What Will Future Ag Health Studies Say?

What Will Future Ag Health Studies Say?

For nearly three decades, the Agricultural Health Study (AHS) has publicized new results about the effects of pesticides on applicators and their families.

It’s a sure bet that in 20 or 30 years, more chemicals will be found to negatively affect human health.

Don’t wait for a study to tell you to work more safely around chemicals. Adjust your thinking now: Be proactive and protect yourself with proper personal protective equipment (PPE). Regardless of whether the label calls for it. Regardless of whose study is cited.

A key AHS safety principle bears repeating: Wear PPE to protect skin, lungs, and eyes from pesticide exposure.

Illustration of how pesticides enter the body
Figure 1. How pesticides enter the body.

Pesticides can enter the body in three ways (Figure 1):

  1. orally, through the mouth;
  2. by inhaling, through the lungs; and
  3. dermally, through the skin or eyes. This is the most common way applicators come into contact with pesticides.

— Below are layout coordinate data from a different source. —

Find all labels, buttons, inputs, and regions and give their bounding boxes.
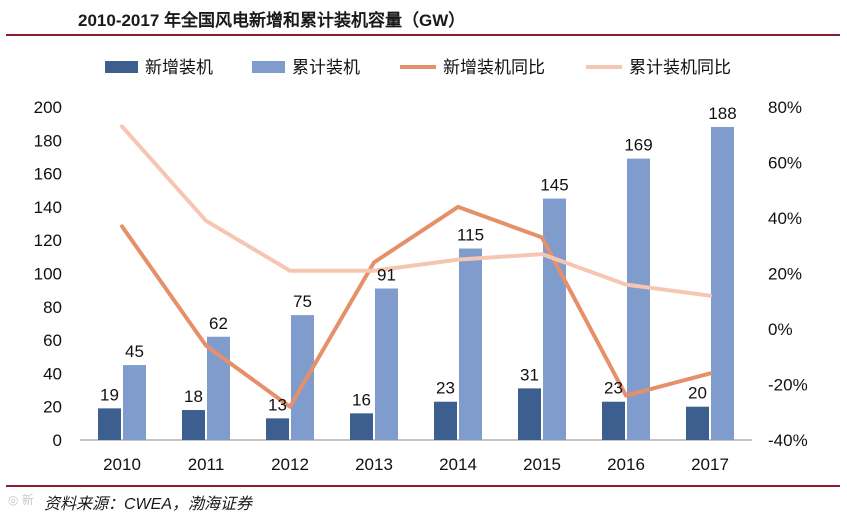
legend-swatch (105, 61, 138, 73)
bar-value-label: 20 (688, 384, 707, 403)
bar-value-label: 169 (624, 136, 652, 155)
y-left-tick-label: 60 (43, 331, 62, 350)
bar-value-label: 91 (377, 265, 396, 284)
y-left-tick-label: 120 (34, 231, 62, 250)
bar-new (518, 388, 541, 440)
y-left-tick-label: 0 (53, 431, 62, 450)
left-axis: 0 20 40 60 80 100 120 140 160 180 200 (34, 98, 62, 450)
x-tick-label: 2017 (691, 455, 729, 474)
title-divider (6, 34, 840, 36)
bar-cumulative (375, 288, 398, 440)
bar-cumulative (291, 315, 314, 440)
watermark: ◎ 新 (8, 493, 34, 507)
bar-value-label: 145 (540, 176, 568, 195)
bar-value-label: 31 (520, 365, 539, 384)
y-right-tick-label: 80% (768, 98, 802, 117)
chart-title: 2010-2017 年全国风电新增和累计装机容量（GW） (78, 11, 466, 30)
bar-new (686, 406, 709, 440)
x-tick-label: 2012 (271, 455, 309, 474)
bar-cumulative (123, 365, 146, 440)
legend-label: 新增装机同比 (443, 58, 545, 77)
y-left-tick-label: 80 (43, 298, 62, 317)
x-tick-label: 2014 (439, 455, 477, 474)
x-tick-label: 2013 (355, 455, 393, 474)
y-left-tick-label: 20 (43, 398, 62, 417)
bar-value-label: 16 (352, 390, 371, 409)
y-left-tick-label: 140 (34, 198, 62, 217)
bar-value-label: 115 (457, 226, 484, 245)
bar-cumulative (543, 198, 566, 440)
y-right-tick-label: 20% (768, 265, 802, 284)
bar-value-label: 13 (268, 395, 287, 414)
bar-new (350, 413, 373, 440)
bar-labels: 19 18 13 16 23 31 23 20 45 62 75 91 115 145 169 188 (100, 104, 737, 414)
bars (98, 126, 734, 441)
bar-new (266, 418, 289, 440)
y-right-tick-label: -40% (768, 431, 808, 450)
legend: 新增装机 累计装机 新增装机同比 累计装机同比 (105, 58, 731, 77)
x-tick-label: 2015 (523, 455, 561, 474)
source-note: 资料来源：CWEA，渤海证券 (44, 496, 253, 513)
legend-label: 累计装机同比 (629, 58, 731, 77)
bar-value-label: 75 (293, 292, 312, 311)
y-right-tick-label: 40% (768, 209, 802, 228)
bar-value-label: 19 (100, 385, 119, 404)
bar-new (602, 401, 625, 440)
x-tick-label: 2010 (103, 455, 141, 474)
y-left-tick-label: 40 (43, 364, 62, 383)
bar-cumulative (711, 126, 734, 440)
bar-cumulative (207, 336, 230, 440)
y-right-tick-label: 0% (768, 320, 793, 339)
lines (120, 124, 712, 409)
line-series-new-yoy (120, 204, 712, 409)
bar-cumulative (627, 158, 650, 441)
source-divider (6, 485, 840, 487)
legend-swatch (252, 61, 285, 73)
bar-cumulative (459, 248, 482, 440)
right-axis: -40% -20% 0% 20% 40% 60% 80% (768, 98, 808, 450)
legend-label: 累计装机 (292, 58, 360, 77)
x-tick-label: 2016 (607, 455, 645, 474)
bar-new (182, 410, 205, 440)
bar-value-label: 23 (436, 379, 455, 398)
bar-value-label: 62 (209, 314, 228, 333)
bar-value-label: 18 (184, 387, 203, 406)
x-axis: 2010 2011 2012 2013 2014 2015 2016 2017 (80, 439, 752, 474)
line-series-cumulative-yoy (120, 124, 712, 298)
legend-label: 新增装机 (145, 58, 213, 77)
bar-value-label: 23 (604, 379, 623, 398)
x-tick-label: 2011 (188, 455, 225, 474)
y-left-tick-label: 180 (34, 131, 62, 150)
bar-value-label: 45 (125, 342, 144, 361)
bar-value-label: 188 (708, 104, 736, 123)
y-left-tick-label: 100 (34, 265, 62, 284)
bar-new (434, 401, 457, 440)
y-left-tick-label: 200 (34, 98, 62, 117)
y-right-tick-label: -20% (768, 376, 808, 395)
y-right-tick-label: 60% (768, 154, 802, 173)
y-left-tick-label: 160 (34, 165, 62, 184)
combo-chart: 新增装机 累计装机 新增装机同比 累计装机同比 0 20 40 60 80 100 120 140 1… (34, 58, 808, 474)
bar-new (98, 408, 121, 440)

The pesticide label notes what PPE needs to be worn to be safe. At a minimum, though, PPE is a long-sleeved shirt, long pants, shoes, socks, and gloves. Goggles and respirators for eye and lung protection also may be required by the label. Even if the label doesn’t call for particular PPE, use common sense and protect yourself. Cover your skin. Protect your eyes and lungs.

If the label does call for particular PPE, wear it. The label is the law.